Perdue…Perdue dans un océan de ténèbres. Une main tendue pour la tirer de ces abysses visqueuses et pour mieux lacérer son pauvre cœur après l'avoir bercé de fausses paroles pour qu'elle se noie dans l'oubli et le mensonge.
Méchante…Méchante…Vilaine Alice ! Cruelle Alice !
Coupable autant que cet homme qui l'enfonçait à chaque séance, à chaque union, à chaque seconde un peu plus dans la folie. Deux coupables se perdant dans les méandres d'une volupté malsaine.
Il était son repère. Il était sa chute. Il était sa honte.
Elle mordait ses lèvres, griffait sa peau, tirait ses cheveux pour mieux se faire plaquer contre le mur, sentir la violence de ses coups de reins, défier ses yeux sombres envahis par une vague de désir et une folie aussi sombre que la sienne.
Deux fous perdus dans le Royaume des fous.
Et lui admirait les striures et les bleus que laissaient ses mains sur sa peau pâle et malade, les ondulations de son corps se cambrant sous les vagues de désir qui faisaient frémir ses membres, ses pupilles dilatées par la volupté de l'instant alors que la haine brulait aux tréfonds de ses rétines et de ses iris boisées.
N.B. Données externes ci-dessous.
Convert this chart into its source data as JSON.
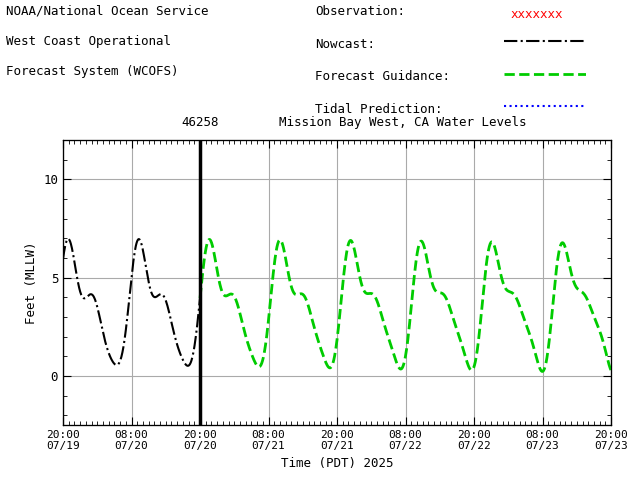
{
  "title": "Mission Bay West, CA Water Levels",
  "station_id": "46258",
  "ylabel": "Feet (MLLW)",
  "xlabel": "Time (PDT) 2025",
  "header_line1": "NOAA/National Ocean Service",
  "header_line2": "West Coast Operational",
  "header_line3": "Forecast System (WCOFS)",
  "ylim": [
    -2.5,
    12
  ],
  "yticks": [
    0,
    5,
    10
  ],
  "background_color": "#ffffff",
  "grid_color": "#aaaaaa",
  "vline_x_hours": 24,
  "nowcast_color": "#000000",
  "forecast_color": "#00cc00",
  "observation_color": "#ff0000",
  "tidal_color": "#0000ff",
  "tick_labels": [
    "20:00\n07/19",
    "08:00\n07/20",
    "20:00\n07/20",
    "08:00\n07/21",
    "20:00\n07/21",
    "08:00\n07/22",
    "20:00\n07/22",
    "08:00\n07/23",
    "20:00\n07/23"
  ]
}
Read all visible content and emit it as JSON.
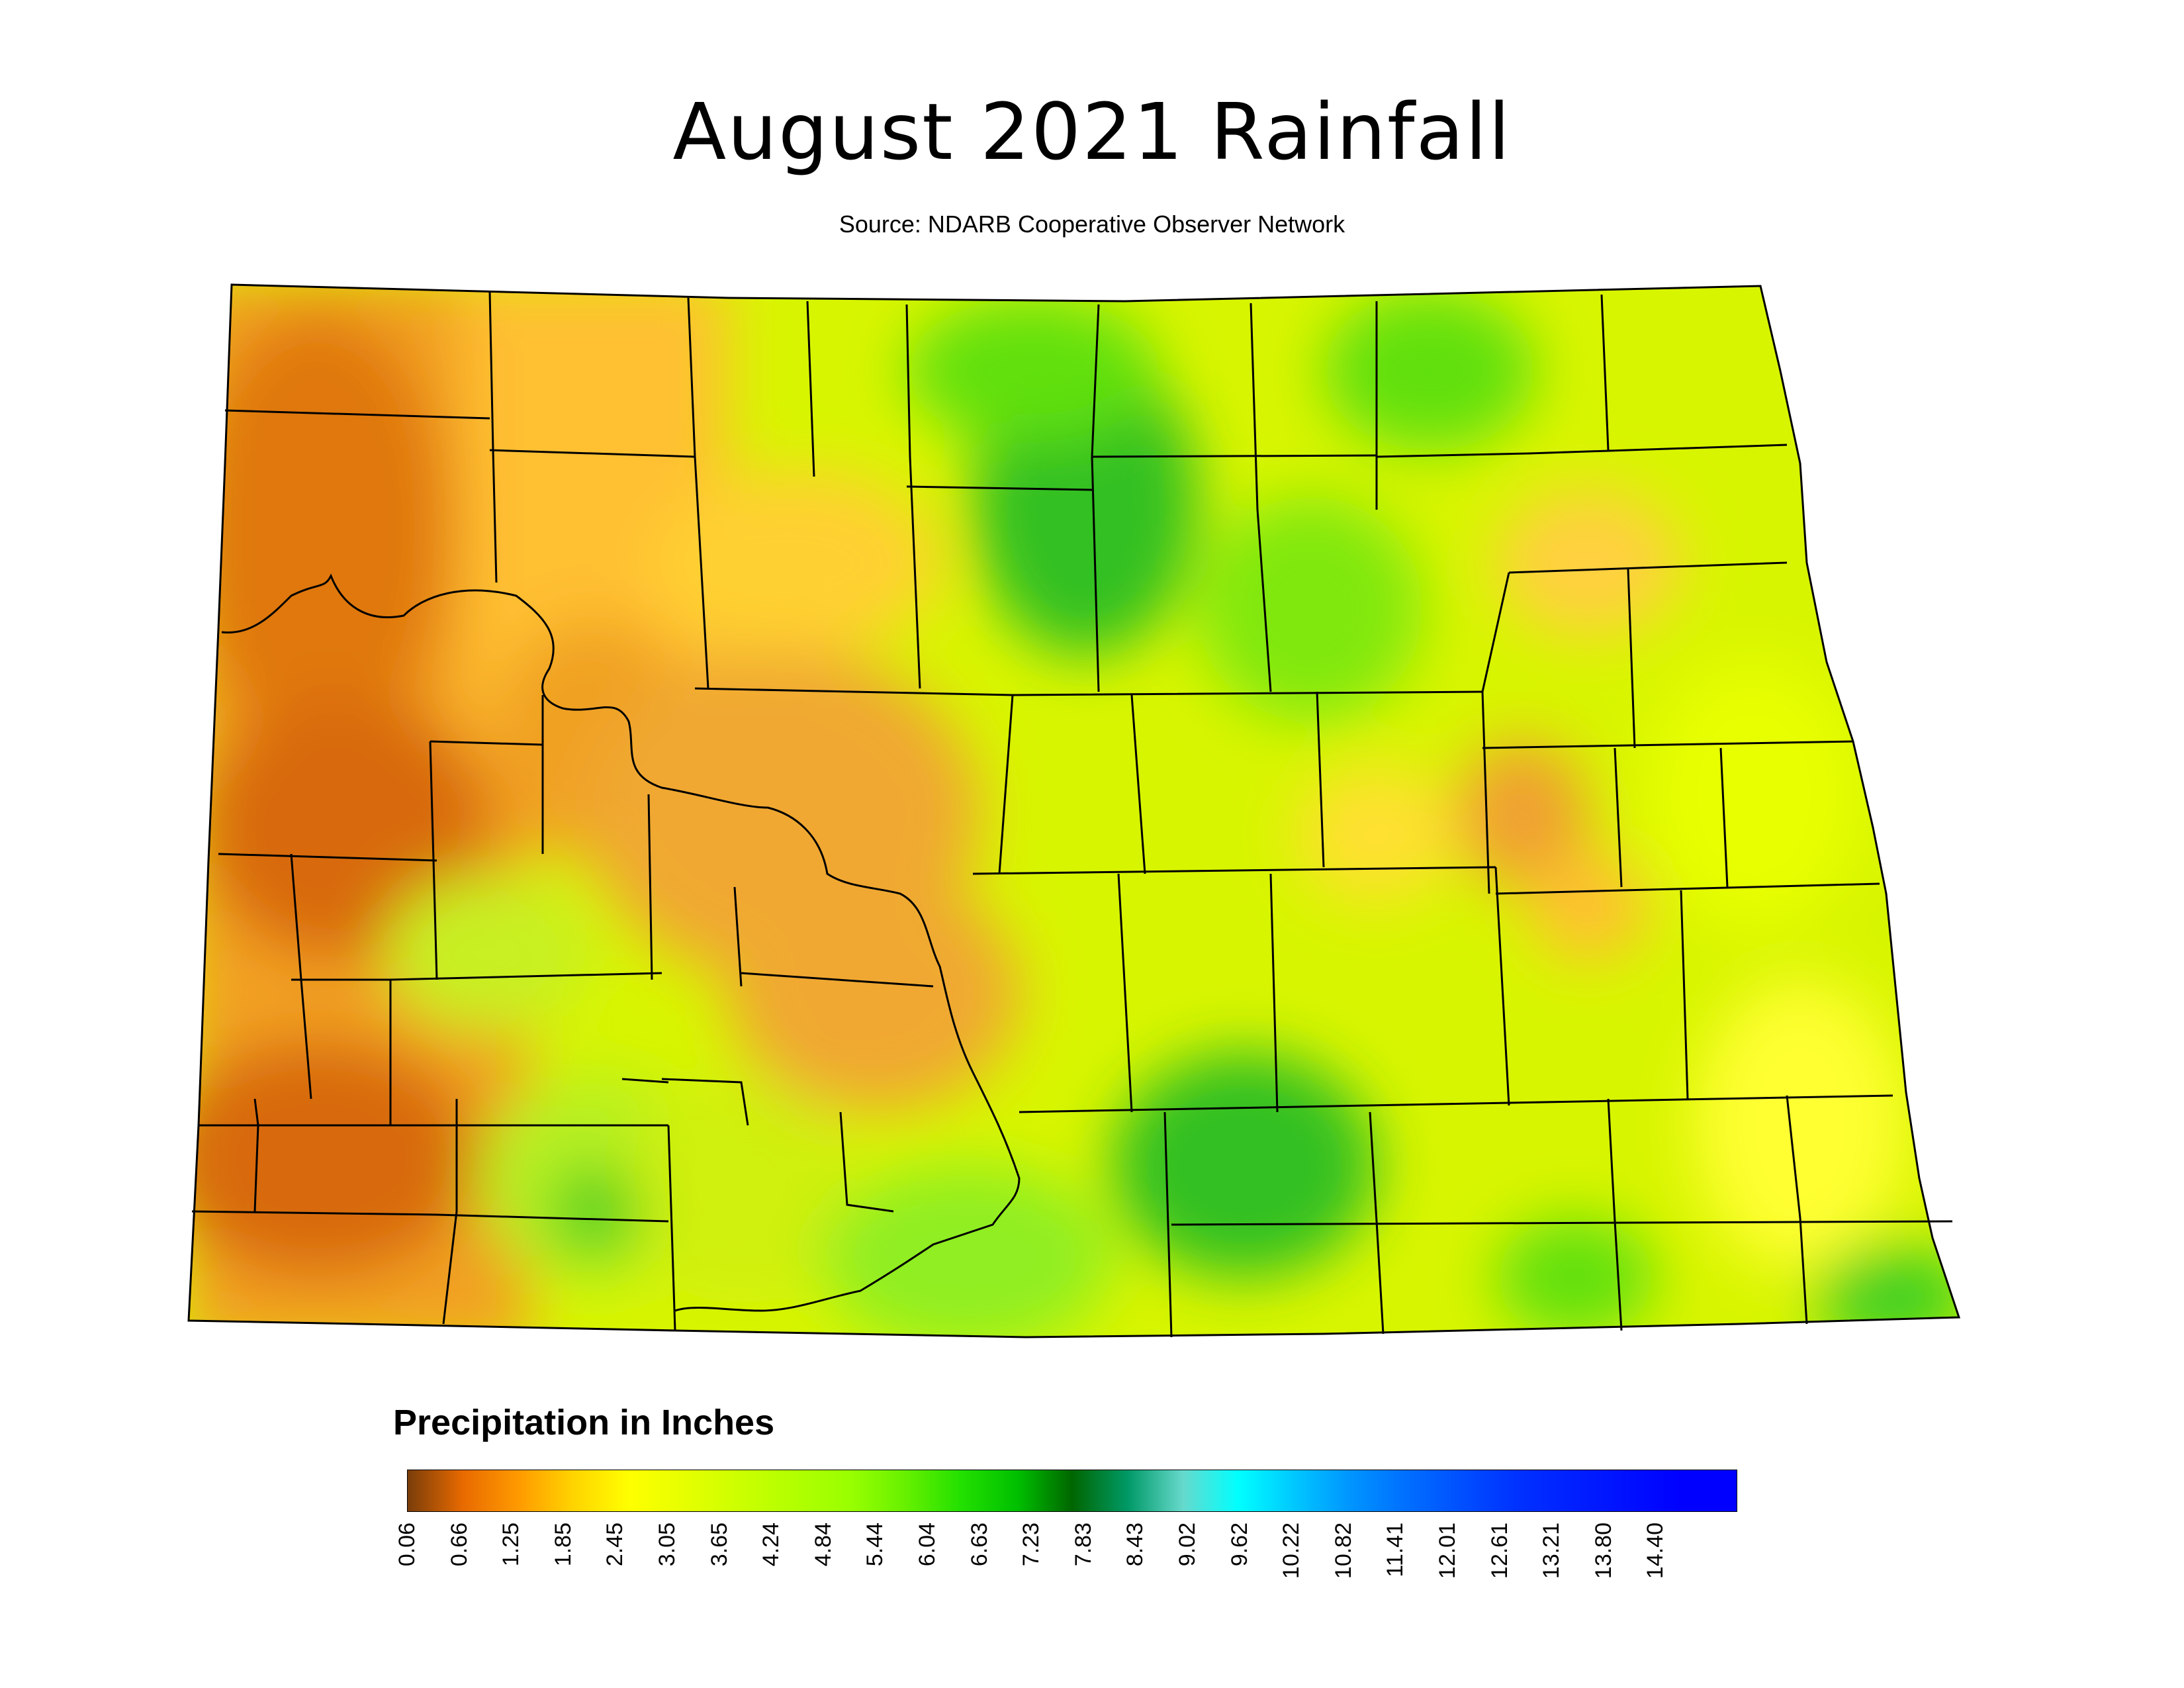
{
  "title": "August 2021 Rainfall",
  "subtitle": "Source: NDARB Cooperative Observer Network",
  "legend": {
    "title": "Precipitation in Inches",
    "ticks": [
      "0.06",
      "0.66",
      "1.25",
      "1.85",
      "2.45",
      "3.05",
      "3.65",
      "4.24",
      "4.84",
      "5.44",
      "6.04",
      "6.63",
      "7.23",
      "7.83",
      "8.43",
      "9.02",
      "9.62",
      "10.22",
      "10.82",
      "11.41",
      "12.01",
      "12.61",
      "13.21",
      "13.80",
      "14.40"
    ],
    "colors": [
      "#7a3d0a",
      "#e86a00",
      "#ff9a00",
      "#ffd400",
      "#ffff00",
      "#e6ff00",
      "#ccff00",
      "#b2ff00",
      "#99ff00",
      "#66f000",
      "#22e000",
      "#00c000",
      "#006600",
      "#009966",
      "#66d9cc",
      "#00ffff",
      "#00c8ff",
      "#0096ff",
      "#0070ff",
      "#0050ff",
      "#0032ff",
      "#0020ff",
      "#0010ff",
      "#0000ff",
      "#0000ff"
    ]
  },
  "map": {
    "region": "North Dakota counties",
    "palette": {
      "darkBrown": "#b8560a",
      "orange": "#f09a1a",
      "lightOrange": "#ffc21a",
      "yellow": "#ffee00",
      "yellowGreen": "#d6f500",
      "lightGreen": "#a8f000",
      "green": "#5ae000",
      "darkGreen": "#18b818",
      "border": "#000000"
    }
  }
}
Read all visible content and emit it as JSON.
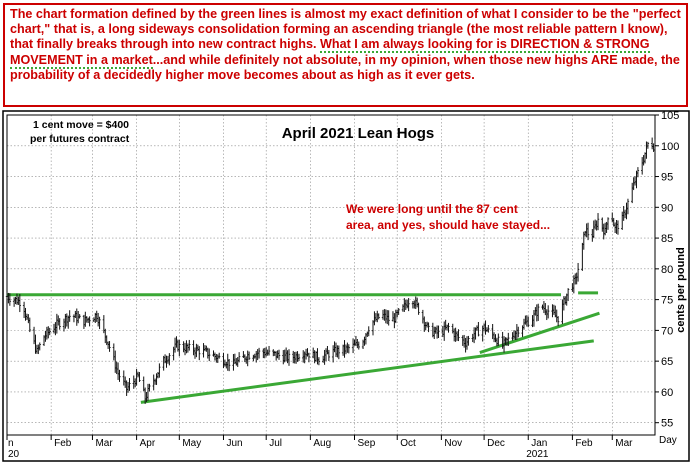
{
  "commentary": {
    "part1": "The chart formation defined by the green lines is almost my exact definition of what I consider to be the \"perfect chart,\" that is, a long sideways consolidation forming an ascending triangle (the most reliable pattern I know), that finally breaks through into new contract highs. ",
    "highlight": "What I am always looking for is DIRECTION & STRONG MOVEMENT in a market",
    "part2": "...and while definitely not absolute, in my opinion, when those new highs ARE made, the probability of a decidedly higher move becomes about as high as it ever gets."
  },
  "chart_data": {
    "type": "ohlc",
    "title": "April 2021 Lean Hogs",
    "ylabel": "cents per pound",
    "xlabel": "Day",
    "ylim": [
      53,
      105
    ],
    "yticks": [
      55,
      60,
      65,
      70,
      75,
      80,
      85,
      90,
      95,
      100,
      105
    ],
    "grid": true,
    "x_range": [
      "2020-01-01",
      "2021-03-31"
    ],
    "months": [
      {
        "label": "n",
        "date": "2020-01-01"
      },
      {
        "label": "Feb",
        "date": "2020-02-01"
      },
      {
        "label": "Mar",
        "date": "2020-03-01"
      },
      {
        "label": "Apr",
        "date": "2020-04-01"
      },
      {
        "label": "May",
        "date": "2020-05-01"
      },
      {
        "label": "Jun",
        "date": "2020-06-01"
      },
      {
        "label": "Jul",
        "date": "2020-07-01"
      },
      {
        "label": "Aug",
        "date": "2020-08-01"
      },
      {
        "label": "Sep",
        "date": "2020-09-01"
      },
      {
        "label": "Oct",
        "date": "2020-10-01"
      },
      {
        "label": "Nov",
        "date": "2020-11-01"
      },
      {
        "label": "Dec",
        "date": "2020-12-01"
      },
      {
        "label": "Jan",
        "date": "2021-01-01"
      },
      {
        "label": "Feb",
        "date": "2021-02-01"
      },
      {
        "label": "Mar",
        "date": "2021-03-01"
      }
    ],
    "years": [
      {
        "label": "20",
        "date": "2020-01-01"
      },
      {
        "label": "2021",
        "date": "2021-01-01"
      }
    ],
    "price_path": [
      [
        "2020-01-01",
        75.5
      ],
      [
        "2020-01-12",
        74.5
      ],
      [
        "2020-01-17",
        70
      ],
      [
        "2020-01-22",
        66.5
      ],
      [
        "2020-01-27",
        69
      ],
      [
        "2020-02-05",
        71
      ],
      [
        "2020-02-15",
        72.5
      ],
      [
        "2020-02-24",
        71.5
      ],
      [
        "2020-03-04",
        72.5
      ],
      [
        "2020-03-12",
        68
      ],
      [
        "2020-03-19",
        63
      ],
      [
        "2020-03-25",
        60.5
      ],
      [
        "2020-04-02",
        62.5
      ],
      [
        "2020-04-07",
        59
      ],
      [
        "2020-04-12",
        61.5
      ],
      [
        "2020-04-20",
        65
      ],
      [
        "2020-04-29",
        67.5
      ],
      [
        "2020-05-09",
        67
      ],
      [
        "2020-05-19",
        66.5
      ],
      [
        "2020-05-29",
        65.5
      ],
      [
        "2020-06-08",
        64.5
      ],
      [
        "2020-06-18",
        66
      ],
      [
        "2020-06-28",
        66.5
      ],
      [
        "2020-07-08",
        66
      ],
      [
        "2020-07-18",
        65.5
      ],
      [
        "2020-07-28",
        66.5
      ],
      [
        "2020-08-07",
        65.5
      ],
      [
        "2020-08-17",
        66.5
      ],
      [
        "2020-08-27",
        67
      ],
      [
        "2020-09-06",
        68
      ],
      [
        "2020-09-12",
        71
      ],
      [
        "2020-09-20",
        72.5
      ],
      [
        "2020-09-27",
        71.5
      ],
      [
        "2020-10-05",
        73.5
      ],
      [
        "2020-10-11",
        75.5
      ],
      [
        "2020-10-17",
        73
      ],
      [
        "2020-10-23",
        70
      ],
      [
        "2020-10-30",
        69.5
      ],
      [
        "2020-11-06",
        70.5
      ],
      [
        "2020-11-12",
        69
      ],
      [
        "2020-11-18",
        68
      ],
      [
        "2020-11-24",
        69.5
      ],
      [
        "2020-12-01",
        70.5
      ],
      [
        "2020-12-08",
        69
      ],
      [
        "2020-12-14",
        67.5
      ],
      [
        "2020-12-20",
        69
      ],
      [
        "2020-12-26",
        70.5
      ],
      [
        "2021-01-04",
        72
      ],
      [
        "2021-01-10",
        74
      ],
      [
        "2021-01-16",
        73
      ],
      [
        "2021-01-22",
        72
      ],
      [
        "2021-01-26",
        74.5
      ],
      [
        "2021-01-30",
        77
      ],
      [
        "2021-02-03",
        78
      ],
      [
        "2021-02-07",
        82
      ],
      [
        "2021-02-10",
        86.5
      ],
      [
        "2021-02-14",
        85
      ],
      [
        "2021-02-19",
        88
      ],
      [
        "2021-02-24",
        86
      ],
      [
        "2021-02-27",
        90
      ],
      [
        "2021-03-03",
        86.5
      ],
      [
        "2021-03-08",
        88
      ],
      [
        "2021-03-13",
        91.5
      ],
      [
        "2021-03-18",
        95
      ],
      [
        "2021-03-23",
        98
      ],
      [
        "2021-03-27",
        101
      ],
      [
        "2021-03-30",
        100
      ]
    ],
    "trendlines": [
      {
        "name": "resistance",
        "from": [
          "2020-01-01",
          75.8
        ],
        "to": [
          "2021-01-24",
          75.8
        ]
      },
      {
        "name": "resistance-extension",
        "from": [
          "2021-02-05",
          76.1
        ],
        "to": [
          "2021-02-19",
          76.1
        ]
      },
      {
        "name": "support",
        "from": [
          "2020-04-04",
          58.3
        ],
        "to": [
          "2021-02-16",
          68.3
        ]
      },
      {
        "name": "support-steep",
        "from": [
          "2020-11-28",
          66.4
        ],
        "to": [
          "2021-02-20",
          72.8
        ]
      }
    ],
    "annotations": [
      {
        "text": "1 cent move = $400"
      },
      {
        "text": "per futures contract"
      },
      {
        "text": "We were long until the 87 cent"
      },
      {
        "text": "area, and yes, should have stayed..."
      }
    ]
  },
  "colors": {
    "commentary_text": "#cc0000",
    "border": "#cc0000",
    "trendline": "#3aa835",
    "bars": "#111111",
    "grid": "#8c8c8c",
    "annotation": "#cc0000"
  }
}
Elle était son obsession. Son ennemie. Son désir.
Plus il la détruisait, plus il la possédait et plus il revoyait le fantôme de Lizzie. Fugace estampe noyée dans le sang et la haine.
Il voulait Alice et le souvenir de Lizzie.
Et à chaque fois que ses mains remontaient les jupons de la brune. A chaque fois qu'il étouffait ses gémissements alors que les enfants jouaient les yeux hagards et l'esprit vide dans les couloirs suintant la crasse et la misère. A chaque fois qu'il la clouait entre les draps d'un violent coup de reins….Ses lèvres murmuraient silencieusement ces deux syllabes. Cette harmonie syllabique qui hantait ses nuits, ses rêves et son esprit. Deux syllabes.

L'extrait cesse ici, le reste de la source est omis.